Coaching Strategies During the Off-season

By Kyle Elmendorf on October 28, 2015 coaches Print

One of the most important things a coach can do is to give players time off. Players need a mental and physical break. Some may want to get right back in the gym, and that’s great, but it’s best to give them a couple of weeks off. Their bodies need time to recover from the grind of the regular season. Not only do players need a break, but let’s face it, we as coaches do too. If we don’t step away for a couple of weeks to recharge our batteries, we will no doubt encounter burnout. Coming home and spending quality time with our family is a must when the season is over. Once we have a chance to recharge and reflect upon the recent season, we’ll have the energy and focus to our jobs to the best of our ability.

Players also must be given space. If you put too much on them too soon after the season, you risk burnout. You should have an end-of-season meeting and then give them space to participate and enjoy other activities. It’s extremely important to avoid player burnout in the spring and summer months.

I am a proponent of multiple sport athletes. If your players play a spring sport, give them space to enjoy that sport. It’s fine to work on basketball on the side, but you also want them to miss it. If it’s constant all year round, it can become a burden. By giving your players space, you will allow them to rejuvenate the hunger and desire needed. When it’s time to really get back at it, your players will be energized and excited, not tired and burned out.

One added benefit of giving your players space is the opportunity they will have to lead other teams. Pete Carroll has said he prefers players who were multiple sport athletes because they have shown an ability to complete and lead across multiple sports. Simply by just allowing our athletes the freedom to play and lead in another sport we are indirectly benefiting our programs. Another benefit is that your message will stay relevant. Let’s face it, players need a break from our voice. By having time away from you and the sport, your message is more likely to be received with open ears during the summer and season.

The successful coach also looks for and provides opportunities for player growth and development. It’s important to find a camp, skills trainer and other opportunities outside your program to make your players better which share similar philosophies with you. It will benefit you and your program when other coaches are reinforcing what you’re teaching to your players. I highly recommend finding a local skills coach to send your kids to.

As coaches we receive a ton of mail. A good practice would be to create a file and save all of the information you receive on upcoming camps and skill training sessions outside of your program. By attending other camps you and your player will benefit. Do some research and develop a relationship with a coach or trainer that you trust. The more voices with similar philosophies the better. Don’t limit your players to only what you do; the more opportunities they have, the better your program will become.

When you do get back in the gym and start to work with players again, keep it short and sweet. Stress quality over quantity. It doesn’t matter how long you do something, it matters how well it’s done. Currently we are holding after-school skill training sessions which last about 40 minutes.

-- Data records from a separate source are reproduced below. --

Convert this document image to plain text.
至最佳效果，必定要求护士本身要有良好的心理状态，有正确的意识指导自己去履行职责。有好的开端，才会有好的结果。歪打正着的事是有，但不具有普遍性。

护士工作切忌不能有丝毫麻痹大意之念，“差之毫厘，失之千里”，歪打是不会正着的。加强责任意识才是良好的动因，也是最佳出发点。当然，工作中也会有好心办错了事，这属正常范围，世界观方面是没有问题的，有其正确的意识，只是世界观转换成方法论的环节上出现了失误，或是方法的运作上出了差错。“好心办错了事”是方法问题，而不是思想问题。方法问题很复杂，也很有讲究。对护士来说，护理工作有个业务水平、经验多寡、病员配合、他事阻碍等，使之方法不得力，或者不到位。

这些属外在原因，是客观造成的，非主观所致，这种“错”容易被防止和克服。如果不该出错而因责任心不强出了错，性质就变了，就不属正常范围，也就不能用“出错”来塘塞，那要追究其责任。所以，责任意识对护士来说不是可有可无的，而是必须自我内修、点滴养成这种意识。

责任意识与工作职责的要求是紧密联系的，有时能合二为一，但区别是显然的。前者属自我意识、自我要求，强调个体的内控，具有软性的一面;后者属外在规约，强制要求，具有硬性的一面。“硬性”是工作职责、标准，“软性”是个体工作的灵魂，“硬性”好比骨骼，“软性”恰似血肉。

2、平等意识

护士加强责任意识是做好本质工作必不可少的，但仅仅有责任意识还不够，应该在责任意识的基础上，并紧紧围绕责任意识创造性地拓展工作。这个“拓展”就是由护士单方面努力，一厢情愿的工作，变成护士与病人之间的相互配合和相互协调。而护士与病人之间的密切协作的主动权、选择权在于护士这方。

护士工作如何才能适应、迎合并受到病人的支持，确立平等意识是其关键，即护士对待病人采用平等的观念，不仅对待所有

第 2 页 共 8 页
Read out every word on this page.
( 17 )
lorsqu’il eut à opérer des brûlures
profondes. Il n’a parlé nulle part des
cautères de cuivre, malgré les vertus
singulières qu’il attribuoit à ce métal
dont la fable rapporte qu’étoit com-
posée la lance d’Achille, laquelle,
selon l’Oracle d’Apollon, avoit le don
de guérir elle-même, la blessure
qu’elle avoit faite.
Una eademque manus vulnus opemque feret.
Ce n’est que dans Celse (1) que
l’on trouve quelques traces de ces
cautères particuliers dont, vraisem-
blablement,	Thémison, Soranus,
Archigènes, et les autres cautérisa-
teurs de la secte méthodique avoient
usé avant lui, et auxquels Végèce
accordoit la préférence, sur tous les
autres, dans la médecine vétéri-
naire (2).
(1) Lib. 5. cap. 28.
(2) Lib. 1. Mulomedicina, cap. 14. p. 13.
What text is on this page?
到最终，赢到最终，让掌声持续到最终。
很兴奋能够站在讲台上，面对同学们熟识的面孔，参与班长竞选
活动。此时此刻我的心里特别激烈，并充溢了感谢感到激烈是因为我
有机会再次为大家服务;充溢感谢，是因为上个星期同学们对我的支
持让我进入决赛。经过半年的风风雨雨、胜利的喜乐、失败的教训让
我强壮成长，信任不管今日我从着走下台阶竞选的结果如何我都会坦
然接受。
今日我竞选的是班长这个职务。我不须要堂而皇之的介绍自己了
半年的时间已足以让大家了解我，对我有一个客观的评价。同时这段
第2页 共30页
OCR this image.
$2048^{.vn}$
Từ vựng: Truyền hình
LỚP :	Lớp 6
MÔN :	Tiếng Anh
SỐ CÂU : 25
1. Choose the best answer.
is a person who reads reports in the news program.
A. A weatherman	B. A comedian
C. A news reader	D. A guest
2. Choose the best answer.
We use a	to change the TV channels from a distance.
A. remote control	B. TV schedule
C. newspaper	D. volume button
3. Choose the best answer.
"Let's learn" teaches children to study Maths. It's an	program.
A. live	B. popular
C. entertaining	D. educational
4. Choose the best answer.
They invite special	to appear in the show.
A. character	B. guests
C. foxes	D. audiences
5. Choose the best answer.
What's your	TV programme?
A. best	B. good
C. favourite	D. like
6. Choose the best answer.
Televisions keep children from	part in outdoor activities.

There is no need to be in the gym for two hours. The key is to design a workout plan that is purposeful, fun and fits the needs of the players and the program. This helps foster the desire to become a better player without pushing them too hard. It should be a gradual buildup from the spring and summer to the fall preseason. The motto during this time period should be to get in, get better and get out. 

The final key has nothing to do with on-court improvement but it’s just as important. Coaches should provide players with reading material. Improvement should not be limited to on-the-court skills. Coaches and players must continually work on sharpening their mental game as well. Coaches can assist players with this by giving them articles, video clips and books that will help their mental game. A great practice would be to find articles on leadership and mental toughness. Print these off and give them to your players at school. Once they have had a chance to read it, discuss it with them and reiterate what you wanted them to learn from it.

In this day in age, your team should have its own Facebook and Twitter accounts. These social media sites are great tools to share information via article and video. If used properly, they only help develop your players’ mental game. A great practice would be to post material on leadership, work ethic and motivation to your social media accounts several times a week, if not daily.

Coaching is a 24/7/365 commitment. It never really stops, and there never really is an off-season. Coaching is about making a positive impact in the lives of your athletes, and doing your best to take them to the next level. By implementing these five strategies you will be helping, not hindering, your players’ growth during the offseason.